I have come to the conclusion you see that it is simply not possible for me to manage both myself and the house. If my hair is nice, the fridge will be empty. If my eyebrows are perfectly arched, I will no doubt still be showering in the dark because I can’t fathom the replacement spotlight situation, and of course if the weight keeps falling off, the house will continue to sprout weights and yoga balls and all manner of stretchy things I’m not quite sure what to do so that visitors must be starting to believe I run a living room gym in the spare time I haven’t got.
But here’s the thing: I do believe that in life there are seasons and though I’m sad to have to sit down with the house and break the news, this simply isn’t her time, I want us both to be ok with that, or else it is quite possible I will lose my marbles in an effort to keep juggling all the things. For there is many a thing to be juggled right now: work, bills, a child existing between two lives, glowy skin, chatty men, friends, family, running on the spot, Christmas looming and at least some effort at maintaining the pretence that I am a fully-functioning adult when we all know I am not!

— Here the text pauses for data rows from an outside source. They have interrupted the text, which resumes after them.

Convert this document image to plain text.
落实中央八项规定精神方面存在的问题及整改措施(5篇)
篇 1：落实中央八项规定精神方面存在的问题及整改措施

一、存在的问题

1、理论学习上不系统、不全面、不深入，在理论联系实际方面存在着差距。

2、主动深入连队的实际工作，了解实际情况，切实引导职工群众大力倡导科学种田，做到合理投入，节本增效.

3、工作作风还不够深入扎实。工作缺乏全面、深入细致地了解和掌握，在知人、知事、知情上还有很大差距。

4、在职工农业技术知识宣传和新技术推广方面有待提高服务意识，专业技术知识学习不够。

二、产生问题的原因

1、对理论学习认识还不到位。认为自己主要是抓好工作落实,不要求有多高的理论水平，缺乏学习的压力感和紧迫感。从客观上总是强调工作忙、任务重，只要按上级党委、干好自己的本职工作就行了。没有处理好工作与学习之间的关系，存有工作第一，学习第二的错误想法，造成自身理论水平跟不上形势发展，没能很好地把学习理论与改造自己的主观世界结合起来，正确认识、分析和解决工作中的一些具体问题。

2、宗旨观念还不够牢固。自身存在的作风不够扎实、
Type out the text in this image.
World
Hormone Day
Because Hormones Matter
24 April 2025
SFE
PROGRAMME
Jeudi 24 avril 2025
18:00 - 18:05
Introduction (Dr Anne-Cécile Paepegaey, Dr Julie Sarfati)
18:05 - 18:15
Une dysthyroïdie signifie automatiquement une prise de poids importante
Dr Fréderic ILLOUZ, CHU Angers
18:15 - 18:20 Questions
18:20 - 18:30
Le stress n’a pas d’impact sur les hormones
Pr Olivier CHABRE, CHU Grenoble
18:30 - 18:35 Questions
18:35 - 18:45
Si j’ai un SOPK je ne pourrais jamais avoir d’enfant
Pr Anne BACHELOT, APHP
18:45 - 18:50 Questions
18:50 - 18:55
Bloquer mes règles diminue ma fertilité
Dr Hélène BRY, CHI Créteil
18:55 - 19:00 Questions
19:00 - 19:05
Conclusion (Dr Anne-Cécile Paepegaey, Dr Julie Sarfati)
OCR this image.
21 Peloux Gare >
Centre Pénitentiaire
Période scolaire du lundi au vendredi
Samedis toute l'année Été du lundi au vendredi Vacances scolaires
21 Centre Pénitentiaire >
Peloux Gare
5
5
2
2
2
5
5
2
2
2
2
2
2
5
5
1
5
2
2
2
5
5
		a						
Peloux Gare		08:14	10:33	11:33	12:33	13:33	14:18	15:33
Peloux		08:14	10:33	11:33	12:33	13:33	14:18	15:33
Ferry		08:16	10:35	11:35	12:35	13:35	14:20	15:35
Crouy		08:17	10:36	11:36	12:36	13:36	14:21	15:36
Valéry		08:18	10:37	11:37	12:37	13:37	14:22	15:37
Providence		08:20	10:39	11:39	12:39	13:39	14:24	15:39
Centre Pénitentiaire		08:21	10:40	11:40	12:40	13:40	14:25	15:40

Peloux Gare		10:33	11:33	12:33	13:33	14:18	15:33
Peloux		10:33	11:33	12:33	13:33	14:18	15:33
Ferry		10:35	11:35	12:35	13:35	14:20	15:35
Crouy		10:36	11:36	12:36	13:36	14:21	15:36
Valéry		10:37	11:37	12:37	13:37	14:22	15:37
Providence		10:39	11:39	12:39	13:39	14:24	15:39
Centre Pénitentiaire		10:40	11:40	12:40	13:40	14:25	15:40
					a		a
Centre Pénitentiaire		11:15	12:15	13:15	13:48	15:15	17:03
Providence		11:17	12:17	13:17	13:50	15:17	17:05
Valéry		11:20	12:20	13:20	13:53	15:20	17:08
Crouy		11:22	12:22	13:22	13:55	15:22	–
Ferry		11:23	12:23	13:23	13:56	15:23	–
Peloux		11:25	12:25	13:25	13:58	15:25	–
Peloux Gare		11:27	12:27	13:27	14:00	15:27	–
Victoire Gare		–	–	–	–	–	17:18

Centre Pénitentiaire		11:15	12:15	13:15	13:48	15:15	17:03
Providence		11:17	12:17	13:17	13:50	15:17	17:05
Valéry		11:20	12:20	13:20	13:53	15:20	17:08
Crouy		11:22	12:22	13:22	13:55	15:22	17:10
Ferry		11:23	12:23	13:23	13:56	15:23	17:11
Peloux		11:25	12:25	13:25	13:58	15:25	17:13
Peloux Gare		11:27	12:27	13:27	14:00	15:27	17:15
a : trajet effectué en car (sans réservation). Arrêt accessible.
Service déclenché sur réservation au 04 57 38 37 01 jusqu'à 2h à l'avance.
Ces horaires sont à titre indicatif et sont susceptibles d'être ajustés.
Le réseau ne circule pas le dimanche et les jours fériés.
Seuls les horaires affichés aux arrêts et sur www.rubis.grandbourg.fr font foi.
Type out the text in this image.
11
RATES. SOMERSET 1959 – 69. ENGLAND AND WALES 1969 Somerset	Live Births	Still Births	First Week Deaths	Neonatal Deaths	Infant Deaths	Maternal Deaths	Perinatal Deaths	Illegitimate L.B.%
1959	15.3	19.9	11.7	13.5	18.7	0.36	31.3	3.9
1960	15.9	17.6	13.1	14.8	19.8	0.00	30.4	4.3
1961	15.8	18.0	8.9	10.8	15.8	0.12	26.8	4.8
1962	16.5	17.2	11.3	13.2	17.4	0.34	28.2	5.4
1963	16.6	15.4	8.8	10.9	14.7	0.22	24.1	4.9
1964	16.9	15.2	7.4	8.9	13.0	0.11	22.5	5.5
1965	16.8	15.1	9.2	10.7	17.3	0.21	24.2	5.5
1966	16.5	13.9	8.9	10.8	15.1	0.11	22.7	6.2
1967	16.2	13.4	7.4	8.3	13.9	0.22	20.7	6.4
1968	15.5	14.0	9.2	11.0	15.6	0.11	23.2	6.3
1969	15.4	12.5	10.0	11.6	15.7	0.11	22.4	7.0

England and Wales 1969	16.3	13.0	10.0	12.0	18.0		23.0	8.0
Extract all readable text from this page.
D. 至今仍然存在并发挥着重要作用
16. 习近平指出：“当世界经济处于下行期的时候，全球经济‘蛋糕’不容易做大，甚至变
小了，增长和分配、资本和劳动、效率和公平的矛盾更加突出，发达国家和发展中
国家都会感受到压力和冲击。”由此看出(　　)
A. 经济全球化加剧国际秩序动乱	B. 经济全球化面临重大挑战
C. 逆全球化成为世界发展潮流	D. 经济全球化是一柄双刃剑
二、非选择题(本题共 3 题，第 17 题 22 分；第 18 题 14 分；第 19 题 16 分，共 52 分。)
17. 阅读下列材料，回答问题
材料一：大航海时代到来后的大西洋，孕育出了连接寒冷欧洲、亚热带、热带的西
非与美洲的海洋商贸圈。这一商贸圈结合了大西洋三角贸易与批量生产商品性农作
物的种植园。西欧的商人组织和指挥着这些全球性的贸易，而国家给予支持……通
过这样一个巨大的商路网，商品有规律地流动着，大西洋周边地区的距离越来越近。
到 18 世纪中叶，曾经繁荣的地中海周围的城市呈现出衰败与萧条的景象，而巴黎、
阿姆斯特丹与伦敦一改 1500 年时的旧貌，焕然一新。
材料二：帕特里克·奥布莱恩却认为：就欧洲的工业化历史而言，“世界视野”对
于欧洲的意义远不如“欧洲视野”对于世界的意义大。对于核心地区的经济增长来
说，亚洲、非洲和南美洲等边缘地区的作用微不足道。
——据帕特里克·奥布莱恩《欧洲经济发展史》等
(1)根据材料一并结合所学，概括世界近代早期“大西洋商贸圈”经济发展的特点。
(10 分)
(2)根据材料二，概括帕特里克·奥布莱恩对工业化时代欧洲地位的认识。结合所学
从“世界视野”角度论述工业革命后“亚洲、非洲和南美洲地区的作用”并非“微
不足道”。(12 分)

So today: a good few hours taking the house to task while wearing my I simply couldn’t be more disappointed in your face. Another ten minutes trying to get the cat to understand the error of his ways, and the filling of the car with all the bags of no longer wanted nonsense I can’t seem to stop binning as I continue to clear the decks. All of this and more: continued investigation into the energy-saving abilities of the much-lauded airfryer, the whizzing of a notebook Finley apparently can’t live without, up to his university, the purchase of a new laundry basket because the one I bought a few weeks ago makes opening the bathroom door impossible (but I stuck with it apparently hoping it would eventually shrink to fit!) and finally a short hunt for the protein drinks I am currently addicted to.
While I may be a truly awful custodian of all things domestic right now, and the house might just be throwing a whopping tantrum in response, life is less one-note than it was just a few months ago, and I’m shuffling my priorities to keep on reminding myself that I can matter too.
Because the ceiling might be leaking, but it won’t fall in.